We have talked on many occasions about how IRT can help sponsors reduce the cost of drug management, by applying clever settings that reduce the amount of drug shipped to sites. One of those advanced IRT settings enables the management of pooled medication across trials that use the same compound(s).
Medication pooling is possible when more than one protocol operating at the same depot and/or clinical sites uses the same medication. Not only is it a good way to reduce medication wastage, but it is also an effective solution to address availability (scarcity) concerns or other restrictions that affect the supply of medication. When considering sharing medication across trials, sponsors have the option to apply medication pooling at depot level or at site level.
“Medication pooling is a good way to reduce medication wastage and to address availability concerns that affect the supply of medication.”
— Sylvain Berthelot, Technical Solutions Director, Calyx
Depot vs site level pooling
Depot and site-level pooling have different supply chain and IRT setup considerations. The level where the pooling takes place will impact on kit labelling, depot supply management, and site supply management. Both levels also provide different savings potentials, site pooling offering the highest medication savings.
In simple terms, depot medication pooling consists of managing medication across trials at the depot but having protocol-specific medication at the site (even if the kit types are identical). On the other hand, site medication pooling results in managing medication across trials both at depot and site levels. The latter solution is always felt to be the best approach, however determining the size of the one pooled stock for all events in the group of studies could be complex.
How does IRT help?
Considering that it controls what medication is shipped from depot to sites, IRT plays a crucial part in the setup of medication pooling. In fact, IRT is one of the key enablers of medication pooling: it allows the use of the same medication across multiple trials, and it ensures each single trial “sees” the same pooled stock quantities, statuses, and locations. Maintaining those records accurately and in real-time is crucial to avoiding conflicting information and orders between trials. As such, IRT is a safeguard preventing issues in a medication pooling context.
Clinical supply managers will be wondering how supply strategies are managed in IRT. It will depend on the type of pooling applied for the program:
When the IRT generates a new shipment request for a certain site, the medication selected to fulfil that shipment request is not pooled anymore, it becomes protocol-specific. This means that site supply strategies are applied at each trial independently and the IRT does not consider if the site already has medication of the same type that may have been shipped for another trial.
Shipment requests from depot to site take into account the needs across all the trials for which medication is pooled, so supply strategies should be built with this concept in mind. Supply strategies do not need to be identical across trials, although it may be useful to define the same strategy that works across the program. Our recommendation is to consult with an IRT expert to define the right strategy depending on the trial and/or program needs. With site-level pooling, adding a trial to the pooled program may require amending existing strategies for other trials in the program depending on how they have been setup.
In both scenarios, the resupply algorithm can still include patient-focused predictive supply to cover the needs of ongoing patients across the program.
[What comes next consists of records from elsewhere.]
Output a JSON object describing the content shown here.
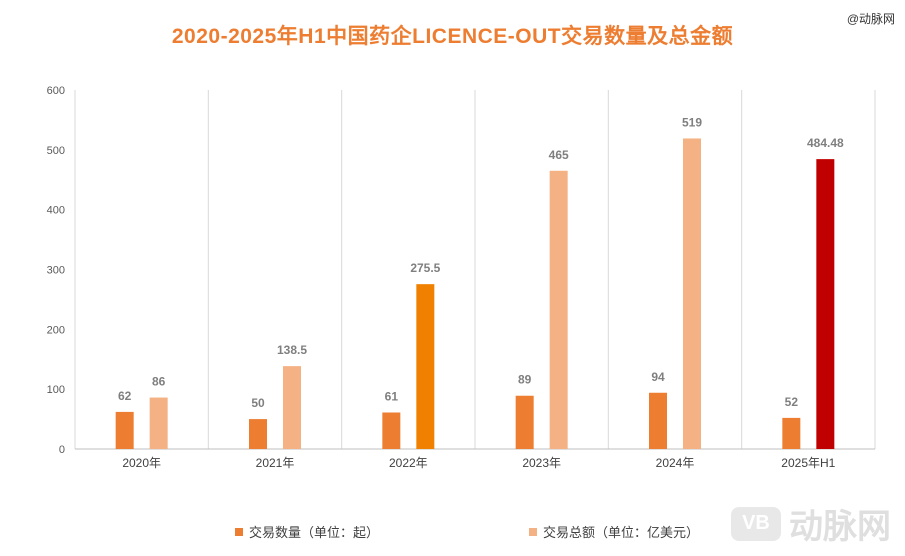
{
  "page": {
    "title": "2020-2025年H1中国药企LICENCE-OUT交易数量及总金额",
    "source": "@动脉网",
    "watermark_badge": "VB",
    "watermark_text": "动脉网"
  },
  "chart_data": {
    "type": "bar",
    "title": "2020-2025年H1中国药企LICENCE-OUT交易数量及总金额",
    "categories": [
      "2020年",
      "2021年",
      "2022年",
      "2023年",
      "2024年",
      "2025年H1"
    ],
    "ylim": [
      0,
      600
    ],
    "yticks": [
      0,
      100,
      200,
      300,
      400,
      500,
      600
    ],
    "grid": "vertical category separators",
    "legend_position": "bottom",
    "series": [
      {
        "name": "交易数量（单位：起）",
        "values": [
          62,
          50,
          61,
          89,
          94,
          52
        ],
        "labels": [
          "62",
          "50",
          "61",
          "89",
          "94",
          "52"
        ],
        "color": "#ED7D31",
        "point_colors": [
          "#ED7D31",
          "#ED7D31",
          "#ED7D31",
          "#ED7D31",
          "#ED7D31",
          "#ED7D31"
        ]
      },
      {
        "name": "交易总额（单位：亿美元）",
        "values": [
          86,
          138.5,
          275.5,
          465,
          519,
          484.48
        ],
        "labels": [
          "86",
          "138.5",
          "275.5",
          "465",
          "519",
          "484.48"
        ],
        "color": "#F4B183",
        "point_colors": [
          "#F4B183",
          "#F4B183",
          "#F08000",
          "#F4B183",
          "#F4B183",
          "#C00000"
        ]
      }
    ]
  }
}
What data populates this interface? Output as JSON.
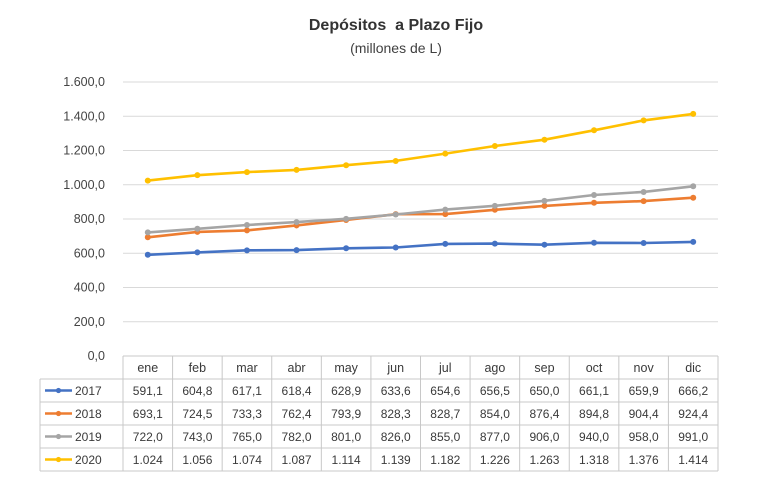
{
  "chart_data": {
    "type": "line",
    "title": "Depósitos  a Plazo Fijo",
    "subtitle": "(millones de L)",
    "categories": [
      "ene",
      "feb",
      "mar",
      "abr",
      "may",
      "jun",
      "jul",
      "ago",
      "sep",
      "oct",
      "nov",
      "dic"
    ],
    "ylim": [
      0,
      1600
    ],
    "yticks": [
      "0,0",
      "200,0",
      "400,0",
      "600,0",
      "800,0",
      "1.000,0",
      "1.200,0",
      "1.400,0",
      "1.600,0"
    ],
    "grid": true,
    "legend": "data-table",
    "series": [
      {
        "name": "2017",
        "color": "#4472C4",
        "values": [
          591.1,
          604.8,
          617.1,
          618.4,
          628.9,
          633.6,
          654.6,
          656.5,
          650.0,
          661.1,
          659.9,
          666.2
        ],
        "labels": [
          "591,1",
          "604,8",
          "617,1",
          "618,4",
          "628,9",
          "633,6",
          "654,6",
          "656,5",
          "650,0",
          "661,1",
          "659,9",
          "666,2"
        ]
      },
      {
        "name": "2018",
        "color": "#ED7D31",
        "values": [
          693.1,
          724.5,
          733.3,
          762.4,
          793.9,
          828.3,
          828.7,
          854.0,
          876.4,
          894.8,
          904.4,
          924.4
        ],
        "labels": [
          "693,1",
          "724,5",
          "733,3",
          "762,4",
          "793,9",
          "828,3",
          "828,7",
          "854,0",
          "876,4",
          "894,8",
          "904,4",
          "924,4"
        ]
      },
      {
        "name": "2019",
        "color": "#A5A5A5",
        "values": [
          722.0,
          743.0,
          765.0,
          782.0,
          801.0,
          826.0,
          855.0,
          877.0,
          906.0,
          940.0,
          958.0,
          991.0
        ],
        "labels": [
          "722,0",
          "743,0",
          "765,0",
          "782,0",
          "801,0",
          "826,0",
          "855,0",
          "877,0",
          "906,0",
          "940,0",
          "958,0",
          "991,0"
        ]
      },
      {
        "name": "2020",
        "color": "#FFC000",
        "values": [
          1024,
          1056,
          1074,
          1087,
          1114,
          1139,
          1182,
          1226,
          1263,
          1318,
          1376,
          1414
        ],
        "labels": [
          "1.024",
          "1.056",
          "1.074",
          "1.087",
          "1.114",
          "1.139",
          "1.182",
          "1.226",
          "1.263",
          "1.318",
          "1.376",
          "1.414"
        ]
      }
    ]
  }
}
The definition of supply strategies becomes more complex if protocols include both pooled medication and protocol-specific kit types, or if the sourcing strategy varies between kit types, with some medication being locally sourced, and others sourced centrally. Thanks to their extensive experience in clinical inventory management, Calyx supply management experts understand and apply the best practices that help sponsors adapt to any requirements.
Both depot level and site level pooling options can help reduce drug wastage and study-specific supply management oversight, the site level solution being the most effective. These solutions will not apply to all programs, as there is a need to have sufficient overlap in same kit type requirements across protocols for it to be beneficial.
Sponsors also need to consider the impact on labeling and should refer to regulations in force across all countries included in each trial to make sure they follow the right recommendations. Having multiple labels on kits can become confusing to depots and sites, specific labeling solutions are likely to be required to reduce both confusion and risk of error.
Looking to the future, solutions such as e-labeling should help support medication pooling strategies, as an integration between IRT and the e-label could automatically update the protocol at the right time, reducing depot and site burden, and increasing compliance.